A interdisciplinaridade entre diferentes fazeres artísticos marcou a oficina “Dança, Performance e Artes Visuais”, que teve início na segunda-feira (15), às 19h, no Sesc em Uberlândia. O seminário pedagógico foi ministrado pelo artista e professor Marco Paulo Rolla. A oficina compõe a programação do 30° Festival de Dança do Triângulo (FDT) e conta com a parceria do Sesc. O FDT é organizado pela Associação dos Profissionais de Dança de Uberlândia (APDU).
Marco Paulo Rolla, mestre e bacharel em Artes pela Universidade Federal de Minas Gerais (UFMG), atualmente reside em Belo Horizonte e coordena o Centro de Experimentação e Informação de Arte (CEIA), criado por ele. Ao longo da noite, o artista, a partir de um diálogo com os participantes, percorreu diversos conceitos e estabeleceu relações entre as noções de Performance e Dança em diferentes contextos históricos. “A performance é uma área que quer lidar com todas as outras áreas, com a mistura e relação entre as áreas. Eu fiz um material trazendo historicamente, que, ali nos anos 50 e 60, já acontecia essa mistura, que está acontecendo hoje, cada vez mais forte e se abrindo”, comenta Marco Paulo.

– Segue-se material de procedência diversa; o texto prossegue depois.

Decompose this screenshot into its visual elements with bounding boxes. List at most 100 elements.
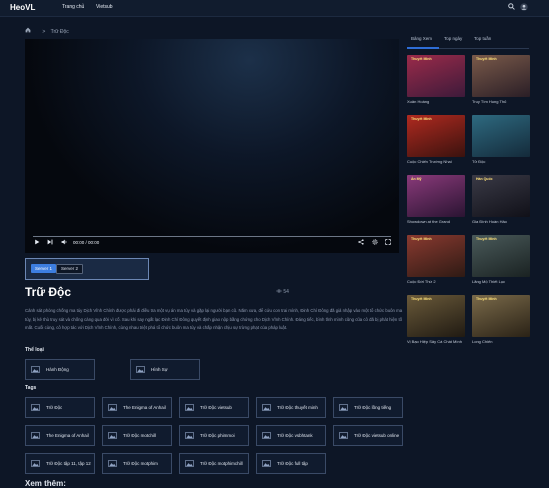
view-count: 54	[276, 289, 289, 295]
genre-chip[interactable]: Hành Động	[25, 359, 95, 380]
genre-chip[interactable]: Hình Sự	[130, 359, 200, 380]
movie-title[interactable]: Vị Bạo Hiệp Sây Cá Chát Mình	[407, 339, 471, 344]
breadcrumb-current[interactable]: Trữ Độc	[51, 29, 69, 35]
tag-label: Trữ Độc lồng tiếng	[354, 405, 392, 410]
progress-bar[interactable]	[33, 236, 391, 237]
share-icon[interactable]	[358, 239, 364, 247]
tag-label: Trữ Độc full tập	[277, 461, 308, 466]
tag-chip[interactable]: Trữ Độc vsbhtank	[256, 425, 326, 446]
image-icon	[108, 404, 117, 411]
tag-label: Trữ Độc thuyết minh	[277, 405, 318, 410]
time-display: 00:00 / 00:00	[73, 240, 100, 245]
top-navbar: HeoVL Trang chủ Vietsub	[0, 0, 549, 17]
movie-poster[interactable]: Thuyết Minh	[472, 235, 530, 277]
image-icon	[339, 432, 348, 439]
movie-title[interactable]: Showdown at the Grand	[407, 219, 471, 224]
image-icon	[31, 432, 40, 439]
tag-label: Trữ Độc motphim	[123, 461, 158, 466]
tag-label: Trữ Độc vsbhtank	[277, 433, 313, 438]
play-icon[interactable]	[34, 239, 40, 247]
tag-chip[interactable]: Trữ Độc vietsub	[179, 397, 249, 418]
image-icon	[339, 404, 348, 411]
image-icon	[262, 460, 271, 467]
tag-label: Trữ Độc phimmoi	[200, 433, 235, 438]
poster-tag: Thuyết Minh	[476, 57, 497, 61]
tag-label: Trữ Độc tập 11, tập 12	[46, 461, 91, 466]
movie-title[interactable]: Long Chiến	[472, 339, 536, 344]
poster-tag: Thuyết Minh	[411, 297, 432, 301]
tag-chip[interactable]: Trữ Độc full tập	[256, 453, 326, 474]
movie-poster[interactable]: Hàn Quốc	[472, 175, 530, 217]
poster-tag: Ẩn Mỹ	[411, 177, 422, 181]
movie-title[interactable]: Cuộc Đời Thứ 2	[407, 279, 471, 284]
tag-chip[interactable]: Trữ Độc tập 11, tập 12	[25, 453, 95, 474]
nav-vietsub[interactable]: Vietsub	[96, 4, 113, 10]
poster-tag: Thuyết Minh	[411, 117, 432, 121]
movie-title[interactable]: Tử Độc	[472, 159, 536, 164]
movie-poster[interactable]: Ẩn Mỹ	[407, 175, 465, 217]
fullscreen-icon[interactable]	[385, 239, 391, 247]
poster-tag: Thuyết Minh	[411, 57, 432, 61]
movie-poster[interactable]: Thuyết Minh	[407, 295, 465, 337]
user-icon[interactable]	[519, 3, 528, 12]
tag-label: Trữ Độc motchill	[123, 433, 156, 438]
tag-label: Trữ Độc vietsub	[200, 405, 232, 410]
tag-label: Trữ Độc	[46, 405, 63, 410]
tag-chip[interactable]: Trữ Độc motphimchill	[179, 453, 249, 474]
settings-icon[interactable]	[372, 239, 378, 247]
tab-top-tuan[interactable]: Top tuần	[474, 36, 491, 41]
image-icon	[262, 404, 271, 411]
tag-label: The Enigma of Anhail	[123, 405, 166, 410]
video-player[interactable]: 00:00 / 00:00	[25, 39, 399, 253]
movie-poster[interactable]	[472, 115, 530, 157]
movie-title[interactable]: Xuân Hoàng	[407, 99, 471, 104]
movie-poster[interactable]: Thuyết Minh	[407, 115, 465, 157]
breadcrumb: > Trữ Độc	[25, 27, 73, 35]
movie-description: Cảnh sát phòng chống ma túy Dịch Vĩnh Ch…	[25, 308, 403, 330]
movie-poster[interactable]: Thuyết Minh	[407, 235, 465, 277]
image-icon	[31, 366, 40, 373]
server-2-button[interactable]: Server 2	[56, 264, 84, 274]
site-logo[interactable]: HeoVL	[10, 3, 35, 12]
search-icon[interactable]	[507, 3, 516, 12]
tag-chip[interactable]: The Enigma of Anhail	[25, 425, 95, 446]
tag-label: Trữ Độc vietsub online	[354, 433, 400, 438]
tab-active-indicator	[407, 47, 439, 49]
tag-chip[interactable]: Trữ Độc motchill	[102, 425, 172, 446]
nav-home[interactable]: Trang chủ	[62, 4, 84, 10]
movie-poster[interactable]: Thuyết Minh	[472, 295, 530, 337]
tag-chip[interactable]: Trữ Độc phimmoi	[179, 425, 249, 446]
poster-tag: Thuyết Minh	[476, 237, 497, 241]
tab-bang-xem[interactable]: Bảng Xem	[411, 36, 432, 41]
movie-title[interactable]: Gia Đình Hoàn Hảo	[472, 219, 536, 224]
genre-heading: Thể loại	[25, 347, 44, 353]
server-1-button[interactable]: Server 1	[31, 264, 57, 273]
image-icon	[108, 460, 117, 467]
movie-poster[interactable]: Thuyết Minh	[472, 55, 530, 97]
tags-heading: Tags	[25, 385, 37, 391]
server-selector: Server 1 Server 2	[25, 258, 149, 280]
image-icon	[136, 366, 145, 373]
tag-chip[interactable]: Trữ Độc vietsub online	[333, 425, 403, 446]
home-icon[interactable]	[25, 27, 32, 35]
tag-chip[interactable]: Trữ Độc	[25, 397, 95, 418]
image-icon	[185, 432, 194, 439]
image-icon	[185, 460, 194, 467]
volume-icon[interactable]	[61, 239, 68, 247]
more-heading: Xem thêm:	[25, 479, 66, 488]
skip-icon[interactable]	[47, 239, 53, 247]
movie-poster[interactable]: Thuyết Minh	[407, 55, 465, 97]
genre-label: Hình Sự	[151, 367, 168, 372]
poster-tag: Thuyết Minh	[411, 237, 432, 241]
tag-chip[interactable]: Trữ Độc thuyết minh	[256, 397, 326, 418]
movie-title[interactable]: Truy Tìm Hung Thủ	[472, 99, 536, 104]
image-icon	[108, 432, 117, 439]
tag-chip[interactable]: Trữ Độc motphim	[102, 453, 172, 474]
movie-title[interactable]: Cuộc Chiến Trường Nhai	[407, 159, 471, 164]
image-icon	[262, 432, 271, 439]
tag-label: The Enigma of Anhail	[46, 433, 89, 438]
tab-top-ngay[interactable]: Top ngày	[444, 36, 462, 41]
movie-title[interactable]: Lãng Mộ Thiết Lục	[472, 279, 536, 284]
tag-chip[interactable]: The Enigma of Anhail	[102, 397, 172, 418]
tag-chip[interactable]: Trữ Độc lồng tiếng	[333, 397, 403, 418]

O início da oficina contou com a discussão sobre o que é Performance. Em seguida, o professor estabeleceu um panorama histórico de Performances e várias referências de artistas que as fizeram. Por fim, ele enfatizou a relação da Performance com a dança. “Eu acho que a performance está trazendo esses lugares de respiro, as frestas entre as áreas, que é muito importante para que a gente desenvolva novas experiências na arte”, explica.
Gabriela Yumi, formada em dança e componente da equipe de produção do FDT, evidencia a importância dessa oficina para o festival. “Dentro do festival alimenta isso da interdisciplinaridade entre as áreas, porque ele vai falar de dança, de performance, de artes visuais, e é uma coisa que está mais na perspectiva contemporânea sobre a dança. O que mais a dança pode ser, com quais áreas a dança pode cruzar mais? O que pode acontecer desse cruzamento? Isso me instiga e acho que pode contribuir muito com o festival, com a cidade também, com a dança na cidade pode ter um bom impacto”, comentou Yumi.

Cassandra, graduanda em dança pela UFU e inscrita na palestra, conta como tem sido sua experiência com o FTD este ano e o que mais ficou marcante na oficina. “Queria agradecer o Festival de Dança do Triângulo por proporcionar todas as oficinas para a gente, é uma oportunidade incrível, vêm pessoas que têm o currículo muito sensacional, e é tudo gratuito. As performances que a gente viu nos telões, a forma como ela (a artista) usa com muita simplicidade os corpos e a mistura de tecidos, acho que ficou bem legal” conclui.
As oficinas continuam acontecendo, em diversos períodos do dia, no Sesc, e na próxima semana, no Teatro Municipal.